Users can employ two different methods, Seurat and GraphST, to integrate spatial data with scRNA-seq reference data to annotate or deconvolute the cell types present in the spatial data. Publicly available scRNA-seq references are available at the DISCO database (https://www.immunesinglecell.org/) or the Human Cell Atlas (https://www.singlecell.broadinstitute.org) for human data, and 10x Genomics Visium and Xenium spatial datasets of human and mouse samples can be obtained from the 10x Genomics website (https://www.10xgenomics.com/resources/datasets). The scRNA-seq module of ezSinglecell can be used to process and annotate user uploaded single-cell data, and the output will be directly usable to deconvolute cell types in the spatial data. For Seurat deconvolution, ezSingleCell uses the ‘label transfer’ function to output a probabilistic classification (or prediction scores) for each of the scRNA-seq cell type predicted to be present in each spot. These predictions can then be added back to the project’s Seurat object. GraphST is a deep learning-based algorithm that can deconvolute cell types in spatial data using a high quality scRNA-seq reference data. GraphST first trains an auto-encoder to learn informative cellular features from the scRNA-seq data in an unsupervised way. Thereafter, GraphST learns a mapping matrix to project the scRNA-seq data into the ST space based on their learned features via an augmentation-free contrastive learning mechanism where the similarities of spatially neighboring spots are maximized while those of spatially non-neighboring spots are minimized. The mapping matrix is then used to estimate the cell-type compositions of ST spots.

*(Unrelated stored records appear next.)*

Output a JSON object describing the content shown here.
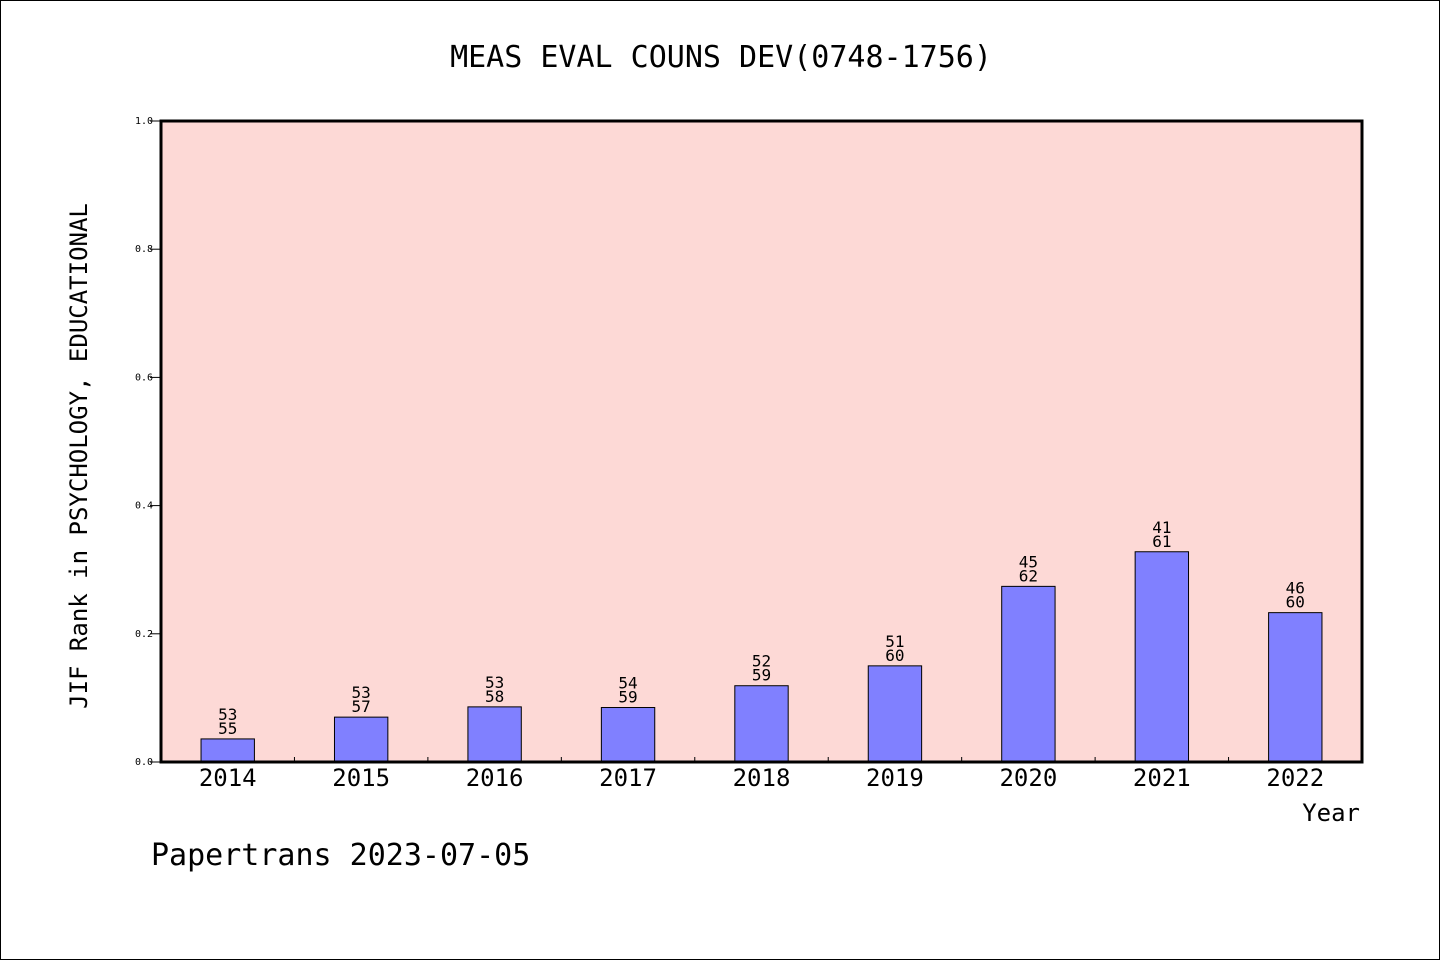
{
  "chart_data": {
    "type": "bar",
    "title": "MEAS EVAL COUNS DEV(0748-1756)",
    "xlabel": "Year",
    "ylabel": "JIF Rank in PSYCHOLOGY, EDUCATIONAL",
    "ylim": [
      0,
      1.0
    ],
    "yticks": [
      "0.0",
      "0.2",
      "0.4",
      "0.6",
      "0.8",
      "1.0"
    ],
    "grid": false,
    "categories": [
      "2014",
      "2015",
      "2016",
      "2017",
      "2018",
      "2019",
      "2020",
      "2021",
      "2022"
    ],
    "values": [
      0.036,
      0.07,
      0.086,
      0.085,
      0.119,
      0.15,
      0.274,
      0.328,
      0.233
    ],
    "labels": [
      [
        "53",
        "55"
      ],
      [
        "53",
        "57"
      ],
      [
        "53",
        "58"
      ],
      [
        "54",
        "59"
      ],
      [
        "52",
        "59"
      ],
      [
        "51",
        "60"
      ],
      [
        "45",
        "62"
      ],
      [
        "41",
        "61"
      ],
      [
        "46",
        "60"
      ]
    ]
  },
  "colors": {
    "plot_background": "#fdd9d6",
    "bar_fill": "#8080ff",
    "bar_stroke": "#000000",
    "axis": "#000000"
  },
  "footer": "Papertrans 2023-07-05"
}
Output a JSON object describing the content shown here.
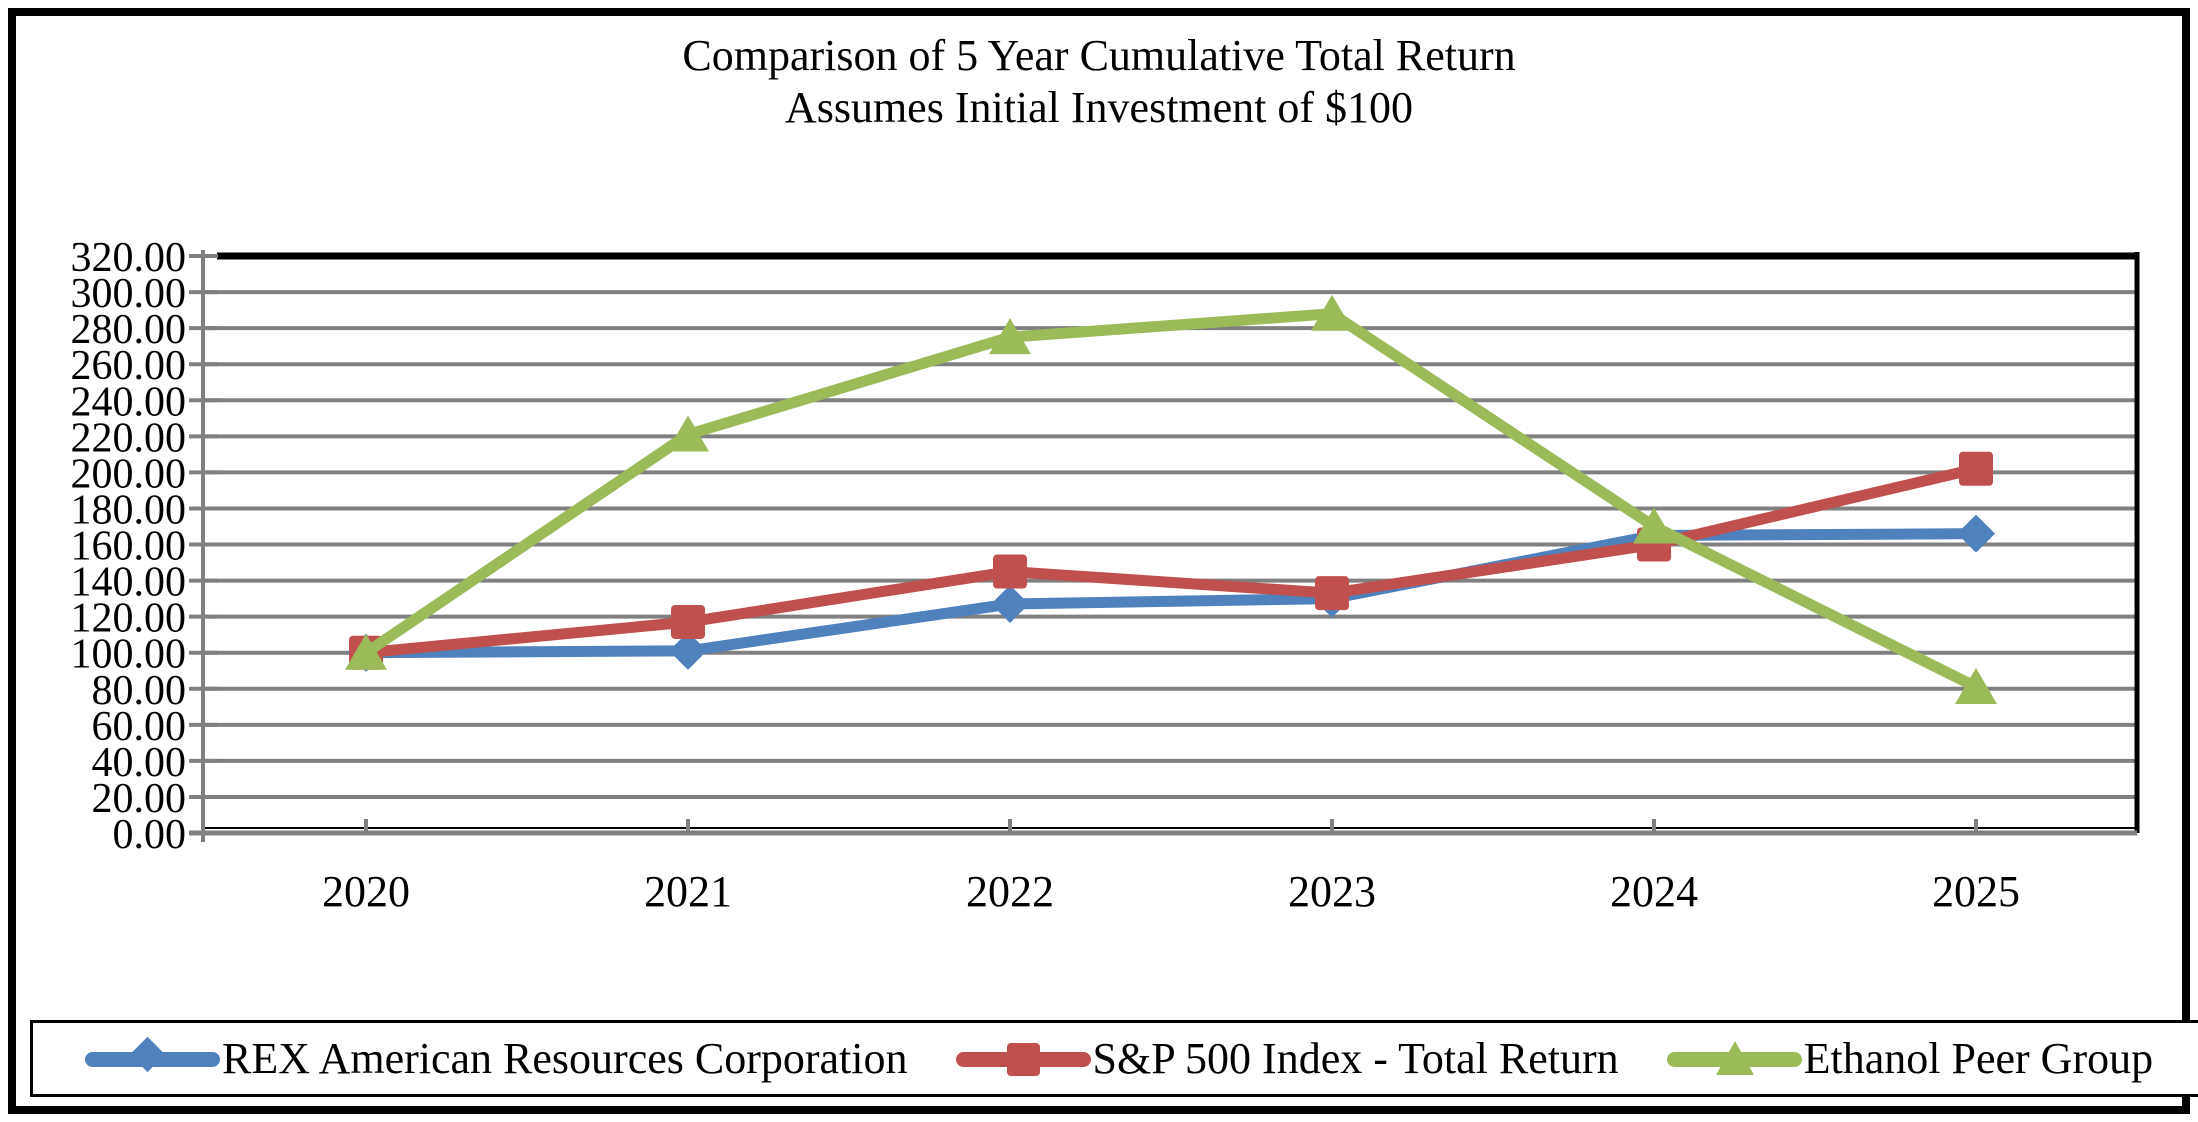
{
  "title": {
    "line1": "Comparison of 5 Year Cumulative Total Return",
    "line2": "Assumes Initial Investment of $100"
  },
  "chart_data": {
    "type": "line",
    "x": [
      "2020",
      "2021",
      "2022",
      "2023",
      "2024",
      "2025"
    ],
    "series": [
      {
        "name": "REX American Resources Corporation",
        "marker": "diamond",
        "color": "#4F81BD",
        "values": [
          100.0,
          101.0,
          127.0,
          130.0,
          165.0,
          166.0
        ]
      },
      {
        "name": "S&P 500 Index - Total Return",
        "marker": "square",
        "color": "#C0504D",
        "values": [
          100.0,
          117.0,
          145.0,
          133.0,
          160.0,
          202.0
        ]
      },
      {
        "name": "Ethanol Peer Group",
        "marker": "triangle",
        "color": "#9BBB59",
        "values": [
          100.0,
          221.0,
          275.0,
          288.0,
          170.0,
          81.0
        ]
      }
    ],
    "ylim": [
      0,
      320
    ],
    "ytick_step": 20,
    "ytick_decimals": 2,
    "grid": "horizontal",
    "gridline_color": "#808080",
    "axis_color": "#808080",
    "plot_border_color": "#000000",
    "legend_position": "bottom"
  }
}
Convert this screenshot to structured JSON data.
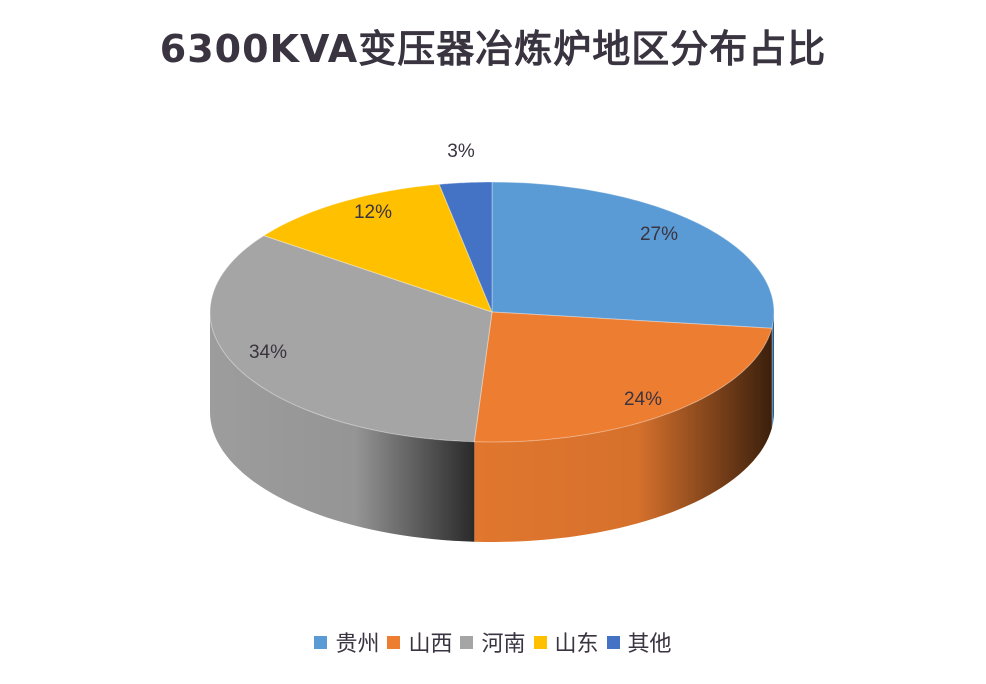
{
  "chart_data": {
    "type": "pie",
    "style": "3d",
    "title": "6300KVA变压器冶炼炉地区分布占比",
    "categories": [
      "贵州",
      "山西",
      "河南",
      "山东",
      "其他"
    ],
    "values": [
      27,
      24,
      34,
      12,
      3
    ],
    "labels": [
      "27%",
      "24%",
      "34%",
      "12%",
      "3%"
    ],
    "colors": [
      "#5b9bd5",
      "#ed7d31",
      "#a5a5a5",
      "#ffc000",
      "#4472c4"
    ],
    "start_angle": "12 o'clock, clockwise",
    "legend_position": "bottom"
  },
  "legend": [
    {
      "label": "贵州",
      "color": "#5b9bd5"
    },
    {
      "label": "山西",
      "color": "#ed7d31"
    },
    {
      "label": "河南",
      "color": "#a5a5a5"
    },
    {
      "label": "山东",
      "color": "#ffc000"
    },
    {
      "label": "其他",
      "color": "#4472c4"
    }
  ]
}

Statistics and reproducibility

No statistical method was used to predetermine the sample size. The data was downloaded from 10x's public repository. No data were excluded from the analyses. The experiments were not randomized. The investigators were not blinded to allocation during experiments and outcome assessment. We use statistical tests such as “wilcoxon”, “bimod”, “roc”, “t-test”, “negbinom”, “poisson”, “LR”, “MAST”, “DESeq2” in some steps such as Differentially Expressed Genes (DEGs) analysis and Gene Set Enrichment Analysis (GSEA).

Reporting summary

Further information on research design is available in the Nature Portfolio Reporting Summary linked to this article.